# :) thank you



## my_gina (Feb 4, 2006)

thank you to everyone that had help me out when i had lost my pigeon gina... .......shes back home of corse not the same...she still has the wing a little werid but shes flying around. i cant believe that she came back after 10 days with a broken wing in bad weather of snow and rain. she is truly my garden angel, my whole familys. we are all happy shes back. and i like to thank you again, on benhave of me and my parents and of corse gina, of helping out with advise and being here for questions. Thank you.


----------



## TAWhatley (Mar 6, 2001)

Thank you for the update on your beloved pigeon. I'm so glad she is doing well. It's very nice of you to thank all the folks here on Pigeon-Talk.

Terry


----------



## christina11 (Jan 20, 2006)

WOW What great news im soooooooooooooooooooo happy for you i kmow what it feels like to have a lost pigeon thank god she came back .

GOOD LUCK WITH YOUR BACK HOME FRIEND!!!!!!!!!!!!!
May many adventures some too be together with you and your pigeon.

Ps:Sorry i didnt post on all of your posts  .


----------



## Feefo (Feb 8, 2002)

I am so glad that she is back!

Thank you for updating us.

Cynthia


----------



## Pete Jasinski (Jan 2, 2005)

That's great news, there's nothing we like more here then a happy ending!


----------



## Skyeking (Jan 17, 2003)

I'm so glad to hear Gina came back! You are quite lucky to have her back again. 

Thank you for the update.


----------



## Feather (Dec 8, 2005)

Hello,

I'm really glad to hear that Gina is doing so well. I often wondered about you and the bird that you were so worried about. I guess dad knew what he was doing huh. Stay in touch.

Feather


----------



## my_gina (Feb 4, 2006)

hehe THANK YOU GUYS! you guys helpedd.....butt yeeupp shee doingg goood right now i think she starting to get her eggs but i still cant believe she came back.. 


CHRISTINA IS THAT A PEOM YOU MADEE?!?! ITS SO GOOD IT REALLY TOUCHED MEE! IT REMINDED ME OF GINAA! its so sweet!


----------



## christina11 (Jan 20, 2006)

> my_gina
> hehe THANK YOU GUYS! you guys helpedd.....butt yeeupp shee doingg goood right now i think she starting to get her eggs but i still cant believe she came back..
> CHRISTINA IS THAT A PEOM YOU MADEE?!?! ITS SO GOOD IT REALLY TOUCHED MEE! IT REMINDED ME OF GINAA! its so sweet!

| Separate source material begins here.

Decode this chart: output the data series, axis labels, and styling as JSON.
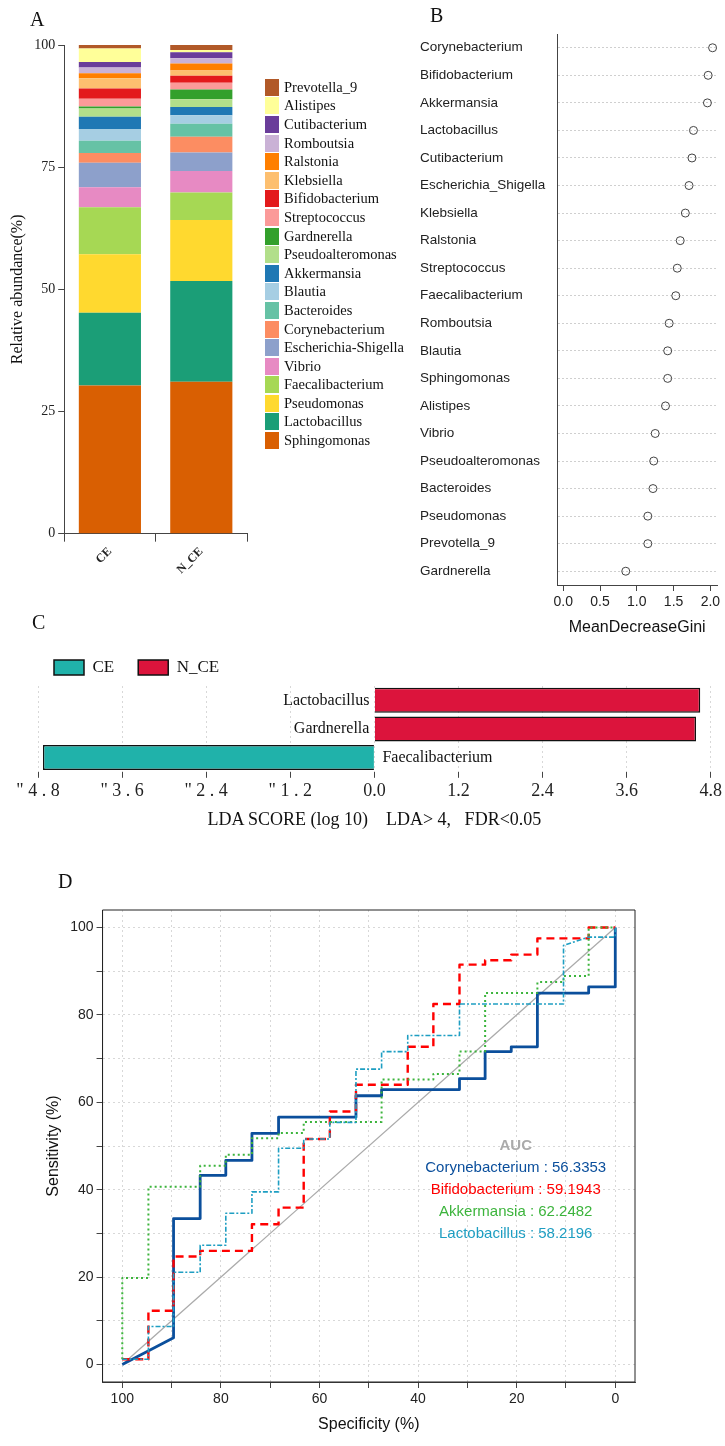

Yepo i wrote it took me a while but i thought of somthen good lol thanks


----------



## Mistifire (May 27, 2004)

Good to hear everything is ok with Gina! 

Pete, that is a cute frog on your avatar  Do you know what kind it is?


----------



## naturegirl (Nov 7, 2005)

Pete is that an Australia Whites tree frog? Sure looks like one. I had 2 very cute frogs and very friendly, great pets for the first timer for kids.


----------



## stach_n_flash (Mar 15, 2006)

lol thats cool 2 of my birds are still lost i dont think their coming back i only have 2 now and 2 eggs  the last to were unfertal and she just laid the seconde egg today now its time to wait 18 days


----------